🤖 AI Summary
Existing GRPO methods struggle to effectively leverage reward signals in image-to-video generation, leading to limitations in both visual quality and temporal consistency. This work proposes TAGRPO, a novel framework that introduces a trajectory alignment mechanism in the latent space. By generating rollout videos from shared initial noise to form positive and negative sample pairs, TAGRPO employs contrastive learning to reinforce high-reward trajectories while suppressing low-reward ones. Additionally, a video memory bank is incorporated to enhance sample diversity and training efficiency. Integrating Group Relative Policy Optimization, flow matching, and contrastive learning, TAGRPO significantly outperforms DanceGRPO on image-to-video generation tasks, producing videos with superior visual fidelity and improved temporal coherence.
📝 Abstract
Recent studies have demonstrated the efficacy of integrating Group Relative Policy Optimization (GRPO) into flow matching models, particularly for text-to-image and text-to-video generation.
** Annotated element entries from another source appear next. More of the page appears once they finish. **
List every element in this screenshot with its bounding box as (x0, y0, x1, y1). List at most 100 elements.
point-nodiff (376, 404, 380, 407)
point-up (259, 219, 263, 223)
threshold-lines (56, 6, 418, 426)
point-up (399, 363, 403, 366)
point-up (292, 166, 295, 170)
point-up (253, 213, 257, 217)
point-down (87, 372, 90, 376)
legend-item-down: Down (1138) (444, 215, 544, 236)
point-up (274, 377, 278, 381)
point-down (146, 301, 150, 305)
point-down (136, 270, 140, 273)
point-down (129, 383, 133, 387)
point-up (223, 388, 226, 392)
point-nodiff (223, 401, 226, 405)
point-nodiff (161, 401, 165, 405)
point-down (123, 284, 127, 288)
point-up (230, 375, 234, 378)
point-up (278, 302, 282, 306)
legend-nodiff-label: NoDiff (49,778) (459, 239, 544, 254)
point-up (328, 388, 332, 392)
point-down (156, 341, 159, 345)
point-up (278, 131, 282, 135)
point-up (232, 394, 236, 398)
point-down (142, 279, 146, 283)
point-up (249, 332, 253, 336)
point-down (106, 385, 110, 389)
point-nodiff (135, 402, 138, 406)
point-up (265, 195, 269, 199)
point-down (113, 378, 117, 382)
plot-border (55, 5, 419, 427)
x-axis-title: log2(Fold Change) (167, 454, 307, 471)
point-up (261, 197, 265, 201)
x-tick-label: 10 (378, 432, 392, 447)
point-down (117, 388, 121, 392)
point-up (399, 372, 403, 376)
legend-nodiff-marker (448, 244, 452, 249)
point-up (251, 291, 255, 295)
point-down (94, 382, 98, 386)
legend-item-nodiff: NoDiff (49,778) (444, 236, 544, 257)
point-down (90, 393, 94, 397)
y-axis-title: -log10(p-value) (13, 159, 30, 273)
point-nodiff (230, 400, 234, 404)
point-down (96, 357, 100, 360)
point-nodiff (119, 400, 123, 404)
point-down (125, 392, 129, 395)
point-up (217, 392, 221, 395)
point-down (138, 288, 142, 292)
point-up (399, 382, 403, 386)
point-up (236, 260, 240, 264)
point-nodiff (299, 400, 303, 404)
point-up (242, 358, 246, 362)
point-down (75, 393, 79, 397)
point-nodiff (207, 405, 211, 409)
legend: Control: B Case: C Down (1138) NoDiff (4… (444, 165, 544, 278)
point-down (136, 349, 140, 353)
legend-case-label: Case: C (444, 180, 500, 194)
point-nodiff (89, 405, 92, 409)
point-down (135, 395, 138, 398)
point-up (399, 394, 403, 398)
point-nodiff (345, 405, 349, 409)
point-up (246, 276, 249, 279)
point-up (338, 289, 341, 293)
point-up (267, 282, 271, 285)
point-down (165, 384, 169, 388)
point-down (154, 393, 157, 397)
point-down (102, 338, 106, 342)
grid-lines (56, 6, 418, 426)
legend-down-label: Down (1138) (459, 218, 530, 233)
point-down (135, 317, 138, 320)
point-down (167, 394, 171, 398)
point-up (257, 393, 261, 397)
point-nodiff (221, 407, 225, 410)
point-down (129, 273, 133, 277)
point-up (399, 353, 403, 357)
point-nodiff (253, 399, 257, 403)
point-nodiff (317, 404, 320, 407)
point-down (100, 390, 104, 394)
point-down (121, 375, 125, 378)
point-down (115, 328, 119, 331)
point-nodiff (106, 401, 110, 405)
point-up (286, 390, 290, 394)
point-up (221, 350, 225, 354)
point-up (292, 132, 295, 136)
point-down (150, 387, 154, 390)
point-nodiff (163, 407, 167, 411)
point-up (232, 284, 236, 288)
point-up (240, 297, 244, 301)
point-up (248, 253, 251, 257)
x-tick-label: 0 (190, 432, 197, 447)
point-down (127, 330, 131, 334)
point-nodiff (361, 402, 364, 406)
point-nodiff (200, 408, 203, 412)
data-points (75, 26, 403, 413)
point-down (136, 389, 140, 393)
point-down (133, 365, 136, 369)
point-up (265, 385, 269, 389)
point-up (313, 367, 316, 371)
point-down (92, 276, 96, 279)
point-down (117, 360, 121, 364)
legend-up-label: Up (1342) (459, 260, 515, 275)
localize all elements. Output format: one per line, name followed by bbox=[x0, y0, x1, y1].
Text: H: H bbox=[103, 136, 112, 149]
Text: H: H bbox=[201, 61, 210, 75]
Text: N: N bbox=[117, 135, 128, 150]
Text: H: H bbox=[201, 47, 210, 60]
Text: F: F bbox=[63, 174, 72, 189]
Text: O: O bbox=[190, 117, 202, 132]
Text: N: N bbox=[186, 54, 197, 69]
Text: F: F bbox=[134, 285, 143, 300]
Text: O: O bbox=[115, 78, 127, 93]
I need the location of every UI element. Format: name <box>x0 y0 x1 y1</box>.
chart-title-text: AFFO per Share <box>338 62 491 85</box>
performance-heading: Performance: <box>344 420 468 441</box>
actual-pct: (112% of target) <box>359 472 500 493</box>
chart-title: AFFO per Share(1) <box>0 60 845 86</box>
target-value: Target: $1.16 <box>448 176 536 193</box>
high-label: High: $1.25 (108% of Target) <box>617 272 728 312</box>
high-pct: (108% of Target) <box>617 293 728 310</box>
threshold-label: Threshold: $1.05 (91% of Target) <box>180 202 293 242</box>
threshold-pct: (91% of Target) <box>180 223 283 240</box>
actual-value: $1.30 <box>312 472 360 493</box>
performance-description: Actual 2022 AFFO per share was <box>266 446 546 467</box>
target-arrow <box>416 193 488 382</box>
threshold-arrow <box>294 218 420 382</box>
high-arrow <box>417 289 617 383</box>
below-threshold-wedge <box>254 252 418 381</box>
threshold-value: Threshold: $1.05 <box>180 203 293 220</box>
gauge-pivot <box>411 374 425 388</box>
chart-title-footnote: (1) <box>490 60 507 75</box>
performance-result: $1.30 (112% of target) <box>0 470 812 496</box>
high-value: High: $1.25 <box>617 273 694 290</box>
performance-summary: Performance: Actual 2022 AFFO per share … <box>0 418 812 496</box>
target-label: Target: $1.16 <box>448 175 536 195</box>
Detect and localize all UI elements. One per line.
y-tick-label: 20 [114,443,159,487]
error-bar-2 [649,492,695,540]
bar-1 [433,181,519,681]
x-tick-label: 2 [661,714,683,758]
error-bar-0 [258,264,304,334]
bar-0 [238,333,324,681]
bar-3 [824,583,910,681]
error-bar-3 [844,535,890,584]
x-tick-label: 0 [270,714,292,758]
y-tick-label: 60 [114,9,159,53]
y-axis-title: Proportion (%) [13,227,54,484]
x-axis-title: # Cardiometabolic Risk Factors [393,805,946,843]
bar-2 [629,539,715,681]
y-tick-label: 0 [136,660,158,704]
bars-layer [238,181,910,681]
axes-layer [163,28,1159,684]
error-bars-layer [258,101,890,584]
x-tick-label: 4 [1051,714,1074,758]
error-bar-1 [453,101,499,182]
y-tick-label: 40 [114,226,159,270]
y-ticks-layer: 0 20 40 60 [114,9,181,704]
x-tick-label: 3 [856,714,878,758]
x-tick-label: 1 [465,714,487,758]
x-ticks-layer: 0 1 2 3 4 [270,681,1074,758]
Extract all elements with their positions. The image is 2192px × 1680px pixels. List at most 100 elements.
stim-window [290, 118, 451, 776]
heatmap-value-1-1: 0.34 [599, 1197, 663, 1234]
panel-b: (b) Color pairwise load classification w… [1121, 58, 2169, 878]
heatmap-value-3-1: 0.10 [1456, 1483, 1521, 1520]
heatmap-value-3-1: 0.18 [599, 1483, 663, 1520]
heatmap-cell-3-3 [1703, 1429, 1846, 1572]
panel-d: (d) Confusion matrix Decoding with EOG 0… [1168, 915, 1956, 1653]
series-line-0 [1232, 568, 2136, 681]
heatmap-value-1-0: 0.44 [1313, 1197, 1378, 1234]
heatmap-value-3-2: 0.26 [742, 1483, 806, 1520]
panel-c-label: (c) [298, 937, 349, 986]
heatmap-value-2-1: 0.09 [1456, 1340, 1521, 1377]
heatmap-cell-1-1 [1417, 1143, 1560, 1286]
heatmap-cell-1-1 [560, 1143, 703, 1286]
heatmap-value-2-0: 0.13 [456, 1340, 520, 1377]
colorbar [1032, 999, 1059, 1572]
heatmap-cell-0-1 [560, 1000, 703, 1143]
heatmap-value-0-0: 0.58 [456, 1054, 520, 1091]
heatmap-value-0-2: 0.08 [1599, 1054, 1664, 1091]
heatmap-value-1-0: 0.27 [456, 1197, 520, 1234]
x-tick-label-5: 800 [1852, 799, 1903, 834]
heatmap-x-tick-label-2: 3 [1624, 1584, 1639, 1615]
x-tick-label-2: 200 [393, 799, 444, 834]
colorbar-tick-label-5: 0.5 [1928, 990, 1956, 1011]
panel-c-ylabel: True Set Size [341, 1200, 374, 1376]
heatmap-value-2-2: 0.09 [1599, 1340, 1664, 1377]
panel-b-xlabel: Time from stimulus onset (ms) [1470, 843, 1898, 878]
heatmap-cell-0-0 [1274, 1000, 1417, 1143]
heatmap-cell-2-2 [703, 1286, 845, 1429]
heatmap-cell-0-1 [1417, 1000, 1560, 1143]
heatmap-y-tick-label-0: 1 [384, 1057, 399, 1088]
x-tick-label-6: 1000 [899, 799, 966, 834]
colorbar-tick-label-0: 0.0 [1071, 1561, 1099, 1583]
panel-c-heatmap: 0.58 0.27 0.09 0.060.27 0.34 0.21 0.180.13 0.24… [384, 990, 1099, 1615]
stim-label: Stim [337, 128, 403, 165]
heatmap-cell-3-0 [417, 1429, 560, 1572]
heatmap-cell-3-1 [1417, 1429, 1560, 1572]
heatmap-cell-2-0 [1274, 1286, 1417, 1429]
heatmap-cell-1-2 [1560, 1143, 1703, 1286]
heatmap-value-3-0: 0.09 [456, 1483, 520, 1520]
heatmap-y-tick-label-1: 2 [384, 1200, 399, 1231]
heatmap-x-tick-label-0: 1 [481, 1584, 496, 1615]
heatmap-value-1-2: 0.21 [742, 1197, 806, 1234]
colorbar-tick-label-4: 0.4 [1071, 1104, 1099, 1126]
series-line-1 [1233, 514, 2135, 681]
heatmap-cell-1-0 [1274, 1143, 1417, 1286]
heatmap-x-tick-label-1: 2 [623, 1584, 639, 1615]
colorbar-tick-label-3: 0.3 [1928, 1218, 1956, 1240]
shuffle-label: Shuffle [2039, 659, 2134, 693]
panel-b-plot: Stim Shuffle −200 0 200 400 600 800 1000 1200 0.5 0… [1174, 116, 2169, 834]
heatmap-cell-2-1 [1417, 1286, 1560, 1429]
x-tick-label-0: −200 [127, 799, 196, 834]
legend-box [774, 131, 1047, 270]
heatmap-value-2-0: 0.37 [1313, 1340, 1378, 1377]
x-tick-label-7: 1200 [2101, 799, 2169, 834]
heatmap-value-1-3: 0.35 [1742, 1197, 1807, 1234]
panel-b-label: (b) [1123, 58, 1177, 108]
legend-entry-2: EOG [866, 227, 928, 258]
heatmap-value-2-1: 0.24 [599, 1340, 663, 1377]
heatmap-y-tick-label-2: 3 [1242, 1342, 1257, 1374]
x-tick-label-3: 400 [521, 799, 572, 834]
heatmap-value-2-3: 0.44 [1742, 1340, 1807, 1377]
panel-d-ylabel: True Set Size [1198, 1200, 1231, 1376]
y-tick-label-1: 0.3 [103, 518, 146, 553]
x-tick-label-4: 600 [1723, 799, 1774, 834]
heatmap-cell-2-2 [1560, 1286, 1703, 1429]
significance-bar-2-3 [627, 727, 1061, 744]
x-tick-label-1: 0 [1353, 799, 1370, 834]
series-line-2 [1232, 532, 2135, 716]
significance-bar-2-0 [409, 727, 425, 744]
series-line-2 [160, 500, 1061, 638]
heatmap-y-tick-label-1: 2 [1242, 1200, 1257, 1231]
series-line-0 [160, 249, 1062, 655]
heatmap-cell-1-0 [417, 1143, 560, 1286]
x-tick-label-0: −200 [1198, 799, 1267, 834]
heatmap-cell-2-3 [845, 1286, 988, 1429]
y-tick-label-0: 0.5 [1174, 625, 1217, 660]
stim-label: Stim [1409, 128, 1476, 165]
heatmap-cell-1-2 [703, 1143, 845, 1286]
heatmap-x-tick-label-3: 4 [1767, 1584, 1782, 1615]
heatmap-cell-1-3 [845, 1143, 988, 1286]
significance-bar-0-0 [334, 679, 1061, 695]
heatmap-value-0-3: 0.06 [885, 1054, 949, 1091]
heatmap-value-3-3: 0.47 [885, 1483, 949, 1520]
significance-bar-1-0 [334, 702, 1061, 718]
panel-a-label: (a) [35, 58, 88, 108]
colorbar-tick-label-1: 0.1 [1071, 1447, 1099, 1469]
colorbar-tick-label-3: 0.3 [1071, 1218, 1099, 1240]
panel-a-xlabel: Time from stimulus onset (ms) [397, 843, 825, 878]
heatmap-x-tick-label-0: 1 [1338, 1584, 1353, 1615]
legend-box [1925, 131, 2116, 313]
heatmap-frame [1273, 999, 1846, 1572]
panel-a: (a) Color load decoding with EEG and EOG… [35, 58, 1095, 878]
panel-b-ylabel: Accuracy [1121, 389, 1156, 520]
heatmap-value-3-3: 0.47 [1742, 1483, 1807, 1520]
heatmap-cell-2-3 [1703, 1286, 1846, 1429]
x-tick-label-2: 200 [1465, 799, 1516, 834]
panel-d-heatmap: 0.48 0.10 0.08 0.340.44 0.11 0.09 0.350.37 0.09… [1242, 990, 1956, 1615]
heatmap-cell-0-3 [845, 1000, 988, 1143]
However, we find that directly applying these techniques to image-to-video (I2V) models often fails to yield consistent reward improvements. To address this limitation, we present TAGRPO, a robust post-training framework for I2V models inspired by contrastive learning. Our approach is grounded in the observation that rollout videos generated from identical initial noise provide superior guidance for optimization. Leveraging this insight, we propose a novel GRPO loss applied to intermediate latents, encouraging direct alignment with high-reward trajectories while maximizing distance from low-reward counterparts. Furthermore, we introduce a memory bank for rollout videos to enhance diversity and reduce computational overhead. Despite its simplicity, TAGRPO achieves significant improvements over DanceGRPO in I2V generation.